Y partimos un día en procesión, caminando desde la revista a la sucursal del Citibank, donde varios abrimos nuestra primera cuenta corriente. El hábito de pagar con cheque ha estado conmigo desde entonces; incluso ahora cuando el plástico y las transferencias dominan la escena, sigo siendo un cultor de esa liturgia de estampar en números y después en palabras el monto a pagar, poniendo la fecha muy claramente, nombrando al beneficiario, tirando dos rayas para cruzar el documento a fin de que se deposite y ratificando todo con la propia firma. Pepe Carrasco me inculcó ese hábito, que tiene el mérito de hacerme recordar al compañero de revista, cada vez que alguien me pregunta: “¿por qué sigues haciendo cheques cuando nadie ya lo hace?”

IV. Personal 2
En 1986 se desmoronó la primera familia que construí. Una familia de dos, porque éramos solo mi ex mujer y yo. Nos separamos la última semana del 85. Me fui a la casa de mi madre, pero sabía que tenía que encontrar algo propio y rápido. Mi cabeza, sin embargo, no estaba para iniciar una búsqueda de departamento y, por lo tanto, dilataba la salida de la casa de mi mamá con excusas que ni yo creía. En Análisis se turnaban las amigas periodistas para distraerme un poco: la Patty Collyer me invitó a pasar mi primer Año Nuevo de separado con su familia; la Pamela Jiles inventaba ocasiones para celebrar algo, cualquier cosa, con tal de hacerme salir, juntarnos con gente y vaciar la mente un rato; María Olivia Monckeberg organizaba asados, más frecuentemente que de costumbre, donde todos nos reíamos y los temas personales se alejaban por largas horas. Pero todo ello me mantenía en la casa de mi madre.

Un día, Pepe Carrasco entró a mi oficina y cerró la puerta tras él. “Fernando –me dijo–, separarse es una mierda. Separarse sin tener a otra persona, es más mierda todavía. Esa mierda se traduce en posponer el regreso a la vida normal y eso pasa por tener espacios propios. Da lata buscar casa, rearmar piezas y baños, y uno termina haciendo todo eso a la rápida y mal. Por eso, te pido (me pasa un papel escrito) que vayas a hablar con esta persona a esta dirección de la calle Purísima, al lado de donde vivo yo. Es una persona que arrienda una casa que posee justo arriba de la suya. Tiene dos habitaciones, living y comedor, una cocina larga y, lo mejor, una terraza de loza arriba, que abarca toda la planta y que mira al cerro San Cristóbal, donde si vas por la noche y escuchas atentamente, podrás oír el rugido de los leones del zoológico. Ya hablé con él, sabe quién eres tú, dónde trabajas y negocié el precio del arriendo, de tal forma que si te gusta, no tienes más que decir que sí y tienes nueva casa.”

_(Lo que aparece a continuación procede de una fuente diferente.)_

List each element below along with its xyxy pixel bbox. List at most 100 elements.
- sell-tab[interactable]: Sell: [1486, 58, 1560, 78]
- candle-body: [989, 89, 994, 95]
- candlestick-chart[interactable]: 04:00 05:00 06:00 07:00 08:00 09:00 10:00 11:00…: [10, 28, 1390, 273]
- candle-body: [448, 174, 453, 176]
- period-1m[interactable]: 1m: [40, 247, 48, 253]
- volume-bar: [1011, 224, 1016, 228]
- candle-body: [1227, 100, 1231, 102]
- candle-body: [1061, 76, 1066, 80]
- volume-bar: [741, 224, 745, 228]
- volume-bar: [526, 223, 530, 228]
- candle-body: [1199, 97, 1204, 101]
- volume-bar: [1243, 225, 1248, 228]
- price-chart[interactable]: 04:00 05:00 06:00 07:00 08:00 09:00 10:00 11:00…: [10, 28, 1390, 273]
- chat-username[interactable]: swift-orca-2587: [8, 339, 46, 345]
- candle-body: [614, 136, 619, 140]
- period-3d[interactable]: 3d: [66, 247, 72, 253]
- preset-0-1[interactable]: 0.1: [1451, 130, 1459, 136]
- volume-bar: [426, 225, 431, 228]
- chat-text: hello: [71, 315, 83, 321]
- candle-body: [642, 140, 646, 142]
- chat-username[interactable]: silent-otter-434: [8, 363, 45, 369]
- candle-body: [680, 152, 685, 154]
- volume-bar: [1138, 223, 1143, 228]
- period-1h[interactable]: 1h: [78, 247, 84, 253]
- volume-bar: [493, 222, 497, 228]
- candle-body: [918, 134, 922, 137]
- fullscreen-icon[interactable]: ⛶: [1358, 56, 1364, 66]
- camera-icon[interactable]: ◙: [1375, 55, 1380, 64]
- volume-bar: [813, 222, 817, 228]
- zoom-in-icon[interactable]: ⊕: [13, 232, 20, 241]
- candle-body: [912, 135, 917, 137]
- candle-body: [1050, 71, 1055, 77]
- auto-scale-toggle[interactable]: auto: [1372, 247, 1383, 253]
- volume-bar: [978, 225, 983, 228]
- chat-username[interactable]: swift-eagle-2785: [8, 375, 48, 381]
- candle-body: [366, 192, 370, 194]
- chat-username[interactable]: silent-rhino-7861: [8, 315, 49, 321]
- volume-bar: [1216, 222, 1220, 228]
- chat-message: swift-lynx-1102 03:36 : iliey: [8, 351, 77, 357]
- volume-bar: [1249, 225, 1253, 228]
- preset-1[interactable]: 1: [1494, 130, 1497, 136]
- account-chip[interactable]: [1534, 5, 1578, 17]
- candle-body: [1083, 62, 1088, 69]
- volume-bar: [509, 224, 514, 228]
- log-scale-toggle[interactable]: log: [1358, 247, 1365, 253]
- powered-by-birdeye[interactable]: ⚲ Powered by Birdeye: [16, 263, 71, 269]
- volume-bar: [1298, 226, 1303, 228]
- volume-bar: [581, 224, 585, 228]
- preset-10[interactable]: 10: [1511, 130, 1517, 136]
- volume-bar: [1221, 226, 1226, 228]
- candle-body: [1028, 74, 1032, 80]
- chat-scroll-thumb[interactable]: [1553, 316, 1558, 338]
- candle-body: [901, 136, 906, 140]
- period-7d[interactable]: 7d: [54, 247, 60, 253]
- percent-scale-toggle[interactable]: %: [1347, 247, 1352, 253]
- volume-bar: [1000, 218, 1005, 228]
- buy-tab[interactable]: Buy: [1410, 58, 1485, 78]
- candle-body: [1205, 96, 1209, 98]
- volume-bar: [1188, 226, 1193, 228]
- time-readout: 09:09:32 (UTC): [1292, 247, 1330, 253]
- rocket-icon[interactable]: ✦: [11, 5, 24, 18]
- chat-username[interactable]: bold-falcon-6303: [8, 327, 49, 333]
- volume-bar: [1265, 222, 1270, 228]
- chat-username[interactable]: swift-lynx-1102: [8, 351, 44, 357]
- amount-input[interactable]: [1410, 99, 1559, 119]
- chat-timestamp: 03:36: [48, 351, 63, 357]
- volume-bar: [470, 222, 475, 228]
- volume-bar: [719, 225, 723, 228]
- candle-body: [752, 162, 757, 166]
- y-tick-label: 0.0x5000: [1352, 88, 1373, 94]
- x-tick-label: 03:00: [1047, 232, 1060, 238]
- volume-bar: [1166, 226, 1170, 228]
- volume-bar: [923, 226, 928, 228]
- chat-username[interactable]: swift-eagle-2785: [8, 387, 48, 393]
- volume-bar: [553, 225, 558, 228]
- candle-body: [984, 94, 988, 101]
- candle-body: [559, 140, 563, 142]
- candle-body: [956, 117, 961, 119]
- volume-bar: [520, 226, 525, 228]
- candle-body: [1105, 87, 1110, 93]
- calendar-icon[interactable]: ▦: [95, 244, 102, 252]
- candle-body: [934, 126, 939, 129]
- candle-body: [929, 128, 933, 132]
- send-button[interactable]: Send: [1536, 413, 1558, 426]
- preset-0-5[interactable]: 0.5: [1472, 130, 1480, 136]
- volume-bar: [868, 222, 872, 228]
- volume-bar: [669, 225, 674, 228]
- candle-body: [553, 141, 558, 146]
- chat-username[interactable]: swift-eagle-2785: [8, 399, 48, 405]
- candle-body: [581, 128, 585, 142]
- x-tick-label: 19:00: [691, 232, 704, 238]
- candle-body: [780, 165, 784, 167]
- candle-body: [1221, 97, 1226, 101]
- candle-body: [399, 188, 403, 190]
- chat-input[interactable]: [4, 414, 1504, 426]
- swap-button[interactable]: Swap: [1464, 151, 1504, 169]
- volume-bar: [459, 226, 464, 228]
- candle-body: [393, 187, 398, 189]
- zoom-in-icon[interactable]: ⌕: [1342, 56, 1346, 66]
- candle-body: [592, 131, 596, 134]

Yo no pertenecía al círculo de los amigos íntimos de Pepe Carrasco. Nos llevábamos bien, conversábamos a menudo y participábamos de las fiestas periódicas que hacíamos en la revista. Pero su núcleo de fierro pasaba por relaciones históricas con otros periodistas como la Cheña, Gladys, su entrañable amistad con Juan Pablo Cárdenas, su paternal cariño y apoyo a periodistas más jóvenes como la Patty Collyer o la María José Luque. Habíamos tenido discusiones fuertonas en alguna ocasión, como había muchas en la revista Análisis, que congregaba a personas que pensábamos distinto, pero tenían un objetivo común, cual era retornar lo más pronto posible a la democracia.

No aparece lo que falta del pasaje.